Advances in the Clinical Use of Hydroxychloroquine Levels

Katherine Chakrabarti; W. Joseph McCune

Disclosures

Curr Opin Rheumatol. 2022;34(3):151-157. 

In This Article

Hydroxychloroquine in Pregnancy

The guidelines for the treatment of SLE in pregnancy recommend hydroxychloroquine as first-line treatment. It is highly likely that the use of hydroxychloroquine in lupus pregnancies has contributed to lower rates of preterm delivery,[36] intra-uterine grown restriction,[36,37] preeclampsia,[37] and lupus flares.[36,38] Additionally, lupus flares are predicted by hydroxychloroquine discontinuation during pregnancy.[39]

In addition to controlling disease activity and decreasing flares, hydroxychloroquine has the potential benefit of decreasing the risk of congenital heart block based on observational data from the PATCH study in which +Ro/SSA mothers with a prior pregnancy complicated by complete heart block were treated with hydroxychloroquine 400 mg daily.[40] Hydroxychloroquine is also recommended for use with any history of obstetric or thrombotic APS to decrease the risk of thrombosis.[41]

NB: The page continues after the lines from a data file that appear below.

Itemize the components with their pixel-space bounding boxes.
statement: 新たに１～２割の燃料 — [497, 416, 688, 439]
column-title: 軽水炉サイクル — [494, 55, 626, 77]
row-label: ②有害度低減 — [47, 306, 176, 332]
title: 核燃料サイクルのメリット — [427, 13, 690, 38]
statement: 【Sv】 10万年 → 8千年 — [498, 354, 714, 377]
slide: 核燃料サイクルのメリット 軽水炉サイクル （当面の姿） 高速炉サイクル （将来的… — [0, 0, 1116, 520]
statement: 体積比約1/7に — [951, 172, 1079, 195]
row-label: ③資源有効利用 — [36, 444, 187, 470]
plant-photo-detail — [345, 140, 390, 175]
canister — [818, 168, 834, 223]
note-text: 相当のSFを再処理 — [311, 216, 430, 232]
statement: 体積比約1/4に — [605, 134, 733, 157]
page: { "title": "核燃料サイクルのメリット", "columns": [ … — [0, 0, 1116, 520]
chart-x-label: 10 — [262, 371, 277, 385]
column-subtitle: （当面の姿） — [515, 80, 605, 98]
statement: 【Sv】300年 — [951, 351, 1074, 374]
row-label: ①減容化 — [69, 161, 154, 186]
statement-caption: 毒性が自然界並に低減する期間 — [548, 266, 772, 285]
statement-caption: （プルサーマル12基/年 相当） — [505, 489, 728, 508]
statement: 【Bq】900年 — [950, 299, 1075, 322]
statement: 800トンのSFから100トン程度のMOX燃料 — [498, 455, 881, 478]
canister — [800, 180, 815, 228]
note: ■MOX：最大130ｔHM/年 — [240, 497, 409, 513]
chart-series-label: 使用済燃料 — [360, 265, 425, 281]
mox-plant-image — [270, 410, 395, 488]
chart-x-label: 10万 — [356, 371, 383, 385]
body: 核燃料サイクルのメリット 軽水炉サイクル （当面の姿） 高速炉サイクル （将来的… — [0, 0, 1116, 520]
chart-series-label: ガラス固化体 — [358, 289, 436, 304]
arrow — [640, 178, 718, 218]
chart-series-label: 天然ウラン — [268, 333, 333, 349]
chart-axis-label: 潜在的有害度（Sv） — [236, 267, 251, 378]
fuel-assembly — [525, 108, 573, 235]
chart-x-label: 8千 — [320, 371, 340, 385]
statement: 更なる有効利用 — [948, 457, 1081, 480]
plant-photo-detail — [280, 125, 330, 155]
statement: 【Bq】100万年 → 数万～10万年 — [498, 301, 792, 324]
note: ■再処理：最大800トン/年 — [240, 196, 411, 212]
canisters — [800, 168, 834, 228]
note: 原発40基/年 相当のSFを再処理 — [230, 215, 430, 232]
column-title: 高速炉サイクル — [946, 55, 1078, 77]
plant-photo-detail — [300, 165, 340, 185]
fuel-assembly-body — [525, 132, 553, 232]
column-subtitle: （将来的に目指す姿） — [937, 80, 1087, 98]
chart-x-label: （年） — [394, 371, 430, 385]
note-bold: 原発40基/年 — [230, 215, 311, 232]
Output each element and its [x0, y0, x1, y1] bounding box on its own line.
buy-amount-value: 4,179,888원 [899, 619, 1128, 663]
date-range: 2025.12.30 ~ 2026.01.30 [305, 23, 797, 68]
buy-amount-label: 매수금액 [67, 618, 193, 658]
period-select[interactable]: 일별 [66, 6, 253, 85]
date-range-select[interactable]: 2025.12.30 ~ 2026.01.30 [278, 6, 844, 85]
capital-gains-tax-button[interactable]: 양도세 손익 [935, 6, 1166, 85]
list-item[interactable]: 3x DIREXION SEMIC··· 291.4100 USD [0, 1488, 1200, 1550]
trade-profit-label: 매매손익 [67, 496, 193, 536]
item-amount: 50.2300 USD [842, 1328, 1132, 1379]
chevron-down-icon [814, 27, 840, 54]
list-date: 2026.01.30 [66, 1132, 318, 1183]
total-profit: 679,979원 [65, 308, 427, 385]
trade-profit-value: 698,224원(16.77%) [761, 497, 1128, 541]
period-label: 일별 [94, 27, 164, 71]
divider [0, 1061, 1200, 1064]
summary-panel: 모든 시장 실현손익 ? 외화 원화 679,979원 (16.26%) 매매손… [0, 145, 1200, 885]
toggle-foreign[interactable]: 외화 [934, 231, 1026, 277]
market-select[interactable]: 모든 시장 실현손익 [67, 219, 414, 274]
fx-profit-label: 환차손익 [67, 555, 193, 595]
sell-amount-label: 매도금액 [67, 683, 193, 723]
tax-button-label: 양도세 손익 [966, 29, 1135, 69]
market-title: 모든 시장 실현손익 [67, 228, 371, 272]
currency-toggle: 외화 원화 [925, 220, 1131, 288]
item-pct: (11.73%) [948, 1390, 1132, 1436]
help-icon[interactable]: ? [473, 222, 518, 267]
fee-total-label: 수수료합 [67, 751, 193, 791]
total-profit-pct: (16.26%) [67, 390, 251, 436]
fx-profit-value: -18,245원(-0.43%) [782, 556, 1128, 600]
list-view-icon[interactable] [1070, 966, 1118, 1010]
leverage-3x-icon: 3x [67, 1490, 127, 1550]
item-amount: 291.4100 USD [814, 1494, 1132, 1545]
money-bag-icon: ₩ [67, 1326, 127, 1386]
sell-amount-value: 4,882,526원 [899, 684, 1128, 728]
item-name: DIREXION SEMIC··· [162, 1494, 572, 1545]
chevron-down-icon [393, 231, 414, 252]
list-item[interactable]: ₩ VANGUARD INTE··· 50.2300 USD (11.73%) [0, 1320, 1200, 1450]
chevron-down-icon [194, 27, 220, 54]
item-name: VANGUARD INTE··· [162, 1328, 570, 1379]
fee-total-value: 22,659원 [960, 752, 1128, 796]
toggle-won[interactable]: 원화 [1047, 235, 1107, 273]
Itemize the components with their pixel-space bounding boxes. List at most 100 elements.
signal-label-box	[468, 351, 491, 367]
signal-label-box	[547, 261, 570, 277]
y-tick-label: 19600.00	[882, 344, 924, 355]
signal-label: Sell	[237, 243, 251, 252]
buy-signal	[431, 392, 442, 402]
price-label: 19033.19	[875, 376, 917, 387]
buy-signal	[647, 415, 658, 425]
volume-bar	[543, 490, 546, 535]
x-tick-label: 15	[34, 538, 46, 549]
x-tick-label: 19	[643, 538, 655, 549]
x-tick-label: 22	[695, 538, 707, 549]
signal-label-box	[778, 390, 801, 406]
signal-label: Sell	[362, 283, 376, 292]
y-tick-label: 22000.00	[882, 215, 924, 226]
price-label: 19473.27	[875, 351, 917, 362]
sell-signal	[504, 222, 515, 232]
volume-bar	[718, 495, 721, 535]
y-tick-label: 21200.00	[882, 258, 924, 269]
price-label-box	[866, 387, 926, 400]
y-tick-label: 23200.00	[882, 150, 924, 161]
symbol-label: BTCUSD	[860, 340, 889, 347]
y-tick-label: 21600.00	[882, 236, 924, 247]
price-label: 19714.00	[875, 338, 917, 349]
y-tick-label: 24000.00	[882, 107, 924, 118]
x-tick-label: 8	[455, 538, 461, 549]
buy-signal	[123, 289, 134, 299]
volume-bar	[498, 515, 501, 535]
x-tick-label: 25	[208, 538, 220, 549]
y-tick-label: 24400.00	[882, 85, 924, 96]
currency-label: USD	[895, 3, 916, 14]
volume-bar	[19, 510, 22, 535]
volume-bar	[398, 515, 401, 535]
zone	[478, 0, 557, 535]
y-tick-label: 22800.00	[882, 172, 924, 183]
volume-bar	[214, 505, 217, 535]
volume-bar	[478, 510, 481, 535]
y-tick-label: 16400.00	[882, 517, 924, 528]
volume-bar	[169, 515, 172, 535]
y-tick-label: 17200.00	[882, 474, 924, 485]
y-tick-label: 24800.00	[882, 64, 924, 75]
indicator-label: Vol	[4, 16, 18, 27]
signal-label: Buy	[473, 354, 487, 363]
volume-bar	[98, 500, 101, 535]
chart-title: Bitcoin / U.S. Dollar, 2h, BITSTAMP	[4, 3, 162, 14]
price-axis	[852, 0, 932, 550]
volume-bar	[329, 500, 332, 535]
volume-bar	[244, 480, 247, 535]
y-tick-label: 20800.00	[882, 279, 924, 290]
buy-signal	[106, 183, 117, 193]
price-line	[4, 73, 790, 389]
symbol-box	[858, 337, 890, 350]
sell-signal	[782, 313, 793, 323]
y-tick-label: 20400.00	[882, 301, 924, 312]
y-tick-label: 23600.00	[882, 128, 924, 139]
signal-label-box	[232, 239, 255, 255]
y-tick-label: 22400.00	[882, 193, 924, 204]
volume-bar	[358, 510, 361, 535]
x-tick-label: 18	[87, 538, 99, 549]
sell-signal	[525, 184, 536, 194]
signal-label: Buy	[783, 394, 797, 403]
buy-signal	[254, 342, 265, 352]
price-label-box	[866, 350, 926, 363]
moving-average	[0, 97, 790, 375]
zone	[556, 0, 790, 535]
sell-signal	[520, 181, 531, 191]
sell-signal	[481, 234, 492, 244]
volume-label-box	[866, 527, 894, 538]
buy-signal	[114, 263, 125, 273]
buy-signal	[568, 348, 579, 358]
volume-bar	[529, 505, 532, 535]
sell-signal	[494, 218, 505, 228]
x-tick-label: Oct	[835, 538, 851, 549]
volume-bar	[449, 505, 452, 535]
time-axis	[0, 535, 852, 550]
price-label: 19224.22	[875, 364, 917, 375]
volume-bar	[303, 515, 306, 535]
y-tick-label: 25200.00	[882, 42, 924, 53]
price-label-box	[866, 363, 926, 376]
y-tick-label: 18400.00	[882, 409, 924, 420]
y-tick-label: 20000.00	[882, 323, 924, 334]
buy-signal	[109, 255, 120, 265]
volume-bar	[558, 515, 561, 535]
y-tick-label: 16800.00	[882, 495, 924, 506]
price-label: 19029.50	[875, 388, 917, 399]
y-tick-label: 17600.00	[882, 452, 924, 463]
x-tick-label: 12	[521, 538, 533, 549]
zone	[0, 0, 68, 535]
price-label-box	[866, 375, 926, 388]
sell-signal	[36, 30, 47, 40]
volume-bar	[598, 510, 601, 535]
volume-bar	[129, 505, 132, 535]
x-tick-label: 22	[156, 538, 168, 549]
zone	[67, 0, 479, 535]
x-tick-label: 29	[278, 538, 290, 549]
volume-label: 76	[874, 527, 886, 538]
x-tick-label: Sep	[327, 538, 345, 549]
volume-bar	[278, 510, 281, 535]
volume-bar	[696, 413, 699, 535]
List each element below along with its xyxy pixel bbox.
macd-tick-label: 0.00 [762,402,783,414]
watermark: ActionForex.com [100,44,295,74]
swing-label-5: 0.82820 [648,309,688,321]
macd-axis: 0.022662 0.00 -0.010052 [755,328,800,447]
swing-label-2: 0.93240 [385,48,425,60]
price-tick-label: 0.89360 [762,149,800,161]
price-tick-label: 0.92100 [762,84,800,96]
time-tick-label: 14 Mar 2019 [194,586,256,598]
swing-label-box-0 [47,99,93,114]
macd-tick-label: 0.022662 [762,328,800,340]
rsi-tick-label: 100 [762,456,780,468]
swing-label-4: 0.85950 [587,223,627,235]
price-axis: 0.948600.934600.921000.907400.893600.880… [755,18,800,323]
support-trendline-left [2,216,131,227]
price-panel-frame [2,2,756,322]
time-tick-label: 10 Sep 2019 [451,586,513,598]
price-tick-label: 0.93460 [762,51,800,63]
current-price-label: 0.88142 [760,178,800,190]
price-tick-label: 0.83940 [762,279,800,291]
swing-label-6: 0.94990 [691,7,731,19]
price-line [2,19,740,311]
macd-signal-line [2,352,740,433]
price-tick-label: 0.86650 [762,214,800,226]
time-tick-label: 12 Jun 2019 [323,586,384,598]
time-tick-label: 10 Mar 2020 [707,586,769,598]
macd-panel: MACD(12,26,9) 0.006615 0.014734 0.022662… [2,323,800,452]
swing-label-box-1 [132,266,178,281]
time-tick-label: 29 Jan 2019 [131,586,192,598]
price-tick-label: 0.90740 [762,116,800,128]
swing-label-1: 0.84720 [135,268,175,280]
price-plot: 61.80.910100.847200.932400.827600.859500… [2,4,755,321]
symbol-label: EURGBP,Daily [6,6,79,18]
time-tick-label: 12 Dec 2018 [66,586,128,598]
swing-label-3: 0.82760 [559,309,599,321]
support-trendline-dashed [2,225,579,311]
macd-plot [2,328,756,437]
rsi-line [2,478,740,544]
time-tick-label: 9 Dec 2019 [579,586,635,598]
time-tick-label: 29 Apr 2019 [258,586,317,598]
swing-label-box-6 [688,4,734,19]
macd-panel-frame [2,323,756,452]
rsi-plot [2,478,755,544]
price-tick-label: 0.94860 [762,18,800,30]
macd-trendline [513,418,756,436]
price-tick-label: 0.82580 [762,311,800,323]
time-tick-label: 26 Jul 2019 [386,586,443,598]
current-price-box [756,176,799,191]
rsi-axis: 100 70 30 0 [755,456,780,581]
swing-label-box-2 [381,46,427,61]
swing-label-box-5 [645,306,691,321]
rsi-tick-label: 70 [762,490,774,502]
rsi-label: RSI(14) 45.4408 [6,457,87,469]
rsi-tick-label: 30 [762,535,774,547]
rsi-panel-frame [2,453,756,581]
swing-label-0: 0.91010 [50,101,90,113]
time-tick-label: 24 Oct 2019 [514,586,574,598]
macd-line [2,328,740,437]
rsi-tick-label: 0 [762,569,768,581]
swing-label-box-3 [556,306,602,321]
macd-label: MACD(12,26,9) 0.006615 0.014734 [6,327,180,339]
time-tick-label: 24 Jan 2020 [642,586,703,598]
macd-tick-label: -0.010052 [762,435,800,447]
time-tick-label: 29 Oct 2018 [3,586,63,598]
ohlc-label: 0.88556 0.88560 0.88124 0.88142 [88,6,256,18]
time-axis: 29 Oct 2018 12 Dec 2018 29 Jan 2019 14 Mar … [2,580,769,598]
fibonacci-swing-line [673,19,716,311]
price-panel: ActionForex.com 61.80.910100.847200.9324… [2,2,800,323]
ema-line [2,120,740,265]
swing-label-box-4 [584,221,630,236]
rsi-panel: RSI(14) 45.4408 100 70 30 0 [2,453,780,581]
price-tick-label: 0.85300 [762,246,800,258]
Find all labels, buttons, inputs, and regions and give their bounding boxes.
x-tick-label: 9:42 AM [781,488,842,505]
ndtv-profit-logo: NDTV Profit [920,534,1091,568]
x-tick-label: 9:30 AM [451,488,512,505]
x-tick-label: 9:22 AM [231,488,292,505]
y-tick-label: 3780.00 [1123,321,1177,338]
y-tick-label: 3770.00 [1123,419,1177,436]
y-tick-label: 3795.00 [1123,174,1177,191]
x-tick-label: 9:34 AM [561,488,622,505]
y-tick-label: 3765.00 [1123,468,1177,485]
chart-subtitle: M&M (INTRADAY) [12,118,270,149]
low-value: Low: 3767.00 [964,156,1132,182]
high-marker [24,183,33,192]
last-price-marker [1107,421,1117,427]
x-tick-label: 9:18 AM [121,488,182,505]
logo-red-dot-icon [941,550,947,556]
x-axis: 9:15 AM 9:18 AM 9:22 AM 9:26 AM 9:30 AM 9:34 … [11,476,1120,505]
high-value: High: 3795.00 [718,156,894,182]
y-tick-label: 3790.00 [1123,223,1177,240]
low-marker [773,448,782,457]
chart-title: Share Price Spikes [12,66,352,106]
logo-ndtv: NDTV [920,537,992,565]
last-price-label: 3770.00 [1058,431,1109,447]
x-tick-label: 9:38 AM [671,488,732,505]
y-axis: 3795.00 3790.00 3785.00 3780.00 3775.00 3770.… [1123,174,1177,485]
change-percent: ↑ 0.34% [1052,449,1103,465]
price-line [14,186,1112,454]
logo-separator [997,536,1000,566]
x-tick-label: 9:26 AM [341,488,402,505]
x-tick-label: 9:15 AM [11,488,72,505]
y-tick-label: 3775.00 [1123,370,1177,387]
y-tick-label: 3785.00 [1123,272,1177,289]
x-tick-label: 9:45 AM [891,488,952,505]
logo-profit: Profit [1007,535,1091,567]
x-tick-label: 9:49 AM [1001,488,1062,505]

A recent observational analysis of 50 patients with rheumatic diseases enrolled in the Duke Autoimmunity in Pregnancy registry evaluated the association between hydroxychloroquine levels and premature delivery. Fifty-six percent of the patients included had underlying lupus. Of the patients with SLE, premature deliveries occurred with both hydroxychloroquine levels less than 100 ng/ml and greater than 500 ng/ml although the frequency of premature birth was much greater in the group with the lower hydroxychloroquine level (83 vs. 21%).[42] In an ACR abstract published around this time by the same research group, the authors hypothesize that hydroxychloroquine levels of 101–500 ng/ml by their assay is ideal. They did also note that hydroxychloroquine levels decline as pregnancy progresses, with a nadir in the third trimester.[43] Given the wide variety of levels reported in the literature, further work is needed to investigate this issue.

Another article from the Duke Autoimmunity in Pregnancy registry data sought to understand the complex physiology of hydroxychloroquine levels during pregnancy including 50% increase in blood volume, increased adipose tissue, and changes in glomerular filtration, which can have marked effects on drug metabolism. The authors concluded that although the volume of distribution of hydroxychloroquine increased with the changes of progression through pregnancy, the total drug exposure did not change when compared with the same group postpartum.[44]